In other words, for every NWRL heading across the bridge during peak hour, a North Shore service would need to be cancelled.
Now, that problem can be partially alleviated by the fact that many people who would usually get a North Shore Service from a station south of Chatswood could hop on a NWRL service.
But, as I type this blogpost sitting on a North Shore train, I can assure you that many, many people get on North Shore trains well north of Chatswood.
Moreover, under current population planning for Sydney, councils have had to find space for new residents. At least on the North Shore, they have been finding that space by cramming apartments blocks in and around the train line. As those block are completed, even more people are going to be heading to the station to get to work.
This is not a new problem. It has been plainly obvious ever since the line was announced.
Presumably the O'Farrell government decided that it was all too hard. We haven't yet heard accusations of O'Farrell favouring the residents of his seat (a seat which covers just about every North Shore Line station north of Chatswood, but it surely won't be long.
So what is the government's new plan? The NWRL will simply be a shuttle running between Rouse Hill and Epping.

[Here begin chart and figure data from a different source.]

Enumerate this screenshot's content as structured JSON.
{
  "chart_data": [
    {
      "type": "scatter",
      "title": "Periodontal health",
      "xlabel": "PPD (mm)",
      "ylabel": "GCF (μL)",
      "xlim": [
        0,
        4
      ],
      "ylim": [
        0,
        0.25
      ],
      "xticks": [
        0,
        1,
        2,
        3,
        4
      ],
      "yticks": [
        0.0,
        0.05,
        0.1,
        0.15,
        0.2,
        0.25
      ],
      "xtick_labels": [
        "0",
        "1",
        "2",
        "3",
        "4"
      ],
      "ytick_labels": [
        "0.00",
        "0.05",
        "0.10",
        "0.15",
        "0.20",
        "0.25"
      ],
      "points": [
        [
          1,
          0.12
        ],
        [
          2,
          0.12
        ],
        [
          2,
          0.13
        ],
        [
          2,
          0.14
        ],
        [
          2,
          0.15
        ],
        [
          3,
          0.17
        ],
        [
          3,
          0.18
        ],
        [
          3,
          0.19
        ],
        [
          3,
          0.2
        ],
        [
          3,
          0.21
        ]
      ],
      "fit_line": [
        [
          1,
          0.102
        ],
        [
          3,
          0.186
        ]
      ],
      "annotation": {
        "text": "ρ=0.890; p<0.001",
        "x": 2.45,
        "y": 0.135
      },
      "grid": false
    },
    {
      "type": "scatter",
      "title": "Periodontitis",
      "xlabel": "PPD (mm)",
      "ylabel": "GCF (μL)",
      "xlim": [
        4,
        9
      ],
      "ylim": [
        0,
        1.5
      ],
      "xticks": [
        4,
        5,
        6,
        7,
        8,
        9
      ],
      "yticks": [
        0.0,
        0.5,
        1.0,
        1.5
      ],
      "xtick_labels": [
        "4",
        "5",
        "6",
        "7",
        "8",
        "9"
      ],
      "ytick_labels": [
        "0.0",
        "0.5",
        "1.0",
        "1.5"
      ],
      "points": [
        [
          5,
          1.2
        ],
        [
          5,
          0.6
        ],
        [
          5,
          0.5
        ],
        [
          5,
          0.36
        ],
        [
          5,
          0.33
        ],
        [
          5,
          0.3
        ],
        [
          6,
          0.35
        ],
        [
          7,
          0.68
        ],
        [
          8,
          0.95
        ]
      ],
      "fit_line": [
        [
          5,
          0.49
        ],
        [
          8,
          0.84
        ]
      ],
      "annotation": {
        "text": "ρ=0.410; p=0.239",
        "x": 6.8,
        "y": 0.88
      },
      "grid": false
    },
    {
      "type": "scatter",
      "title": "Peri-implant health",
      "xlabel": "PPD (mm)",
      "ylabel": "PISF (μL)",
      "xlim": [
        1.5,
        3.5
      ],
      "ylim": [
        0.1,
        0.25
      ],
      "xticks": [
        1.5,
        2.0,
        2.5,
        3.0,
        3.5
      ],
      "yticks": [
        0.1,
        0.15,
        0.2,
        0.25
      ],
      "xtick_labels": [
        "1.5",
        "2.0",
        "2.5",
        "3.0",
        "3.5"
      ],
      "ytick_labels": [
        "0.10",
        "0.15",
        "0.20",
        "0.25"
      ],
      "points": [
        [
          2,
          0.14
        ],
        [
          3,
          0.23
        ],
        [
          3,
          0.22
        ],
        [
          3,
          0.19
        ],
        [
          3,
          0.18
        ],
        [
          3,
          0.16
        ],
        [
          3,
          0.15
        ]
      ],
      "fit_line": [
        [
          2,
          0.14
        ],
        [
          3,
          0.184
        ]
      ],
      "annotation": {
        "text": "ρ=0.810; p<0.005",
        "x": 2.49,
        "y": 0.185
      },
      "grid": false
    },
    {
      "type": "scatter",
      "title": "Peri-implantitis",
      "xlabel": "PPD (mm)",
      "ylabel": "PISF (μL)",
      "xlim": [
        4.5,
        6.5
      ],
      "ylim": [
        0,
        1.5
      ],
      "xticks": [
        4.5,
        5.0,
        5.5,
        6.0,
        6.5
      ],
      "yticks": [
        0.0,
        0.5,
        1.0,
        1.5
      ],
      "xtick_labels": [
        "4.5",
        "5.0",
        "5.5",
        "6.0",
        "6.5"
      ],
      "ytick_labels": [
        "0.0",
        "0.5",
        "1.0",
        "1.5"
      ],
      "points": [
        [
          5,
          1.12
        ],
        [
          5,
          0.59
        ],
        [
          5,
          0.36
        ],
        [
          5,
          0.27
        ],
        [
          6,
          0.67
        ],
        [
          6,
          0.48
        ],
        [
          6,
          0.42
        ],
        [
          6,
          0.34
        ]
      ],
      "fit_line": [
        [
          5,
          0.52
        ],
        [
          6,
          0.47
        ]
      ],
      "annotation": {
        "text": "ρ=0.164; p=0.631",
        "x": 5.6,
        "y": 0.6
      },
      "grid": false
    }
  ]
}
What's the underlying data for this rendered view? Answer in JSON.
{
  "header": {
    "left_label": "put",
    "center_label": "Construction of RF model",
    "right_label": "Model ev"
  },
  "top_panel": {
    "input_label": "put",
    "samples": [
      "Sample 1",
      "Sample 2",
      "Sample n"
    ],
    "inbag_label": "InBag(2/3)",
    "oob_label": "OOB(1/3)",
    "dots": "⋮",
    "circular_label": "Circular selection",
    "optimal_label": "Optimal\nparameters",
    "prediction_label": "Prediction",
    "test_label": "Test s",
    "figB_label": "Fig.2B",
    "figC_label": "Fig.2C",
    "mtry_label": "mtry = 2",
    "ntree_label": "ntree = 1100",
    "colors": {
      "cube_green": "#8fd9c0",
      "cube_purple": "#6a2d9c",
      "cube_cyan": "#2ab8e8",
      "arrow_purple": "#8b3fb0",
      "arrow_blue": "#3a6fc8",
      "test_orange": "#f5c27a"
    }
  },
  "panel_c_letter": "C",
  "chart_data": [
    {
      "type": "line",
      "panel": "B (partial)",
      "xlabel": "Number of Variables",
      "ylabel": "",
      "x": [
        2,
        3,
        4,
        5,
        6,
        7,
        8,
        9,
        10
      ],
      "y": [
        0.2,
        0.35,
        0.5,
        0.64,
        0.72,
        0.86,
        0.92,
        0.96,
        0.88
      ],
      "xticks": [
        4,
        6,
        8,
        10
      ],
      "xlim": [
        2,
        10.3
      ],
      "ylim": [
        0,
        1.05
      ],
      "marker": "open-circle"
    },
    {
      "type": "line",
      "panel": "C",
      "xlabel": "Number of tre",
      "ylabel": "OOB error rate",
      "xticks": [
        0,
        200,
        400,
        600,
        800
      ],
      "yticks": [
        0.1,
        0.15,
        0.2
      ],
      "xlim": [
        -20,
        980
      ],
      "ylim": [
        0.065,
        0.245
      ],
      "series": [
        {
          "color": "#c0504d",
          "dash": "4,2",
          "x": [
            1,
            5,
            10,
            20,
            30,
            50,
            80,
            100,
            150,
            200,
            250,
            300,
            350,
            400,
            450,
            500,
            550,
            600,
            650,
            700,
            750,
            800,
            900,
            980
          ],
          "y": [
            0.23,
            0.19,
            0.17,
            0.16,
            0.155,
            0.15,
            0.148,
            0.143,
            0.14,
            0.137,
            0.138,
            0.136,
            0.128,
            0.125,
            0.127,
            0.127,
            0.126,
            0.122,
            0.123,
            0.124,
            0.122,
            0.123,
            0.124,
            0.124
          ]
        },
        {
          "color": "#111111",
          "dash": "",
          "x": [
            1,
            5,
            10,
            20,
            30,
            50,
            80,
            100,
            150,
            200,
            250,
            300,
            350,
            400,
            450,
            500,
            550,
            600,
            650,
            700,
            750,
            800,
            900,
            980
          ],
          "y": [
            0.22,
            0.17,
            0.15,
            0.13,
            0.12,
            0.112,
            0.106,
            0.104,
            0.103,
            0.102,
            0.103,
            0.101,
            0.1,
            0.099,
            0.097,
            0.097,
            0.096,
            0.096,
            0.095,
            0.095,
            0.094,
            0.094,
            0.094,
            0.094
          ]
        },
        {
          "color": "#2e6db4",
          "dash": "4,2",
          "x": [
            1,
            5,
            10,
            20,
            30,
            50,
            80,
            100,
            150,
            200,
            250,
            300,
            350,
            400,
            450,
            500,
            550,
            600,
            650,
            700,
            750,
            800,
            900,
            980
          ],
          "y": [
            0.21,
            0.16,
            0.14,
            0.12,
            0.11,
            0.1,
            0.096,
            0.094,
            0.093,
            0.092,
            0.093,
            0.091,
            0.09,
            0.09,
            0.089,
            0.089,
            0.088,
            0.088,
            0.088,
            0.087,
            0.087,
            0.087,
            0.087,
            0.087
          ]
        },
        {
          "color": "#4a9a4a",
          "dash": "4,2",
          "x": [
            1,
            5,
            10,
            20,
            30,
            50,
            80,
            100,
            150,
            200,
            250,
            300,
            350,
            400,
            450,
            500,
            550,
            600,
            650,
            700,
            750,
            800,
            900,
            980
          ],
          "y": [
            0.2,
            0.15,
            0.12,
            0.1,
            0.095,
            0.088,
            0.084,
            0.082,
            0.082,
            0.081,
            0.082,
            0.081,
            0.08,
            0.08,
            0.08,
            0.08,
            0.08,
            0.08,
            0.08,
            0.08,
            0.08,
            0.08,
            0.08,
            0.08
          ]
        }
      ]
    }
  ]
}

It's an awful plan. First of all, this may deal with the problem of having to squeeze the NWRL services over the bridge - but how does O'Farrell think these people are going to get to the city? They will need to hop onto a train heading to the city via Chatswood. More services will HAVE to be put on to deal with the extra passengers.
True it is that the new plan includes a new line a few km east of the North Shore line to scoop up some areas not presently served, and plans for the much needed new harbour crossing. But these plans are over a decade in the future. Construction of the NWRL will begin during this term. Heaven knows how many terms it will taken for this new harbour crossing to move off the plans into the real world.
|Photo by @sarethebear, the ABC's new NSW politics reporter|
But there can be no doubt - none whatsoever - that this broken promise is going to be one that that he is never allowed to forget. Whether he'll be forced to regret it will probably depend on whether his opponents can lift their game and make some criticism stick.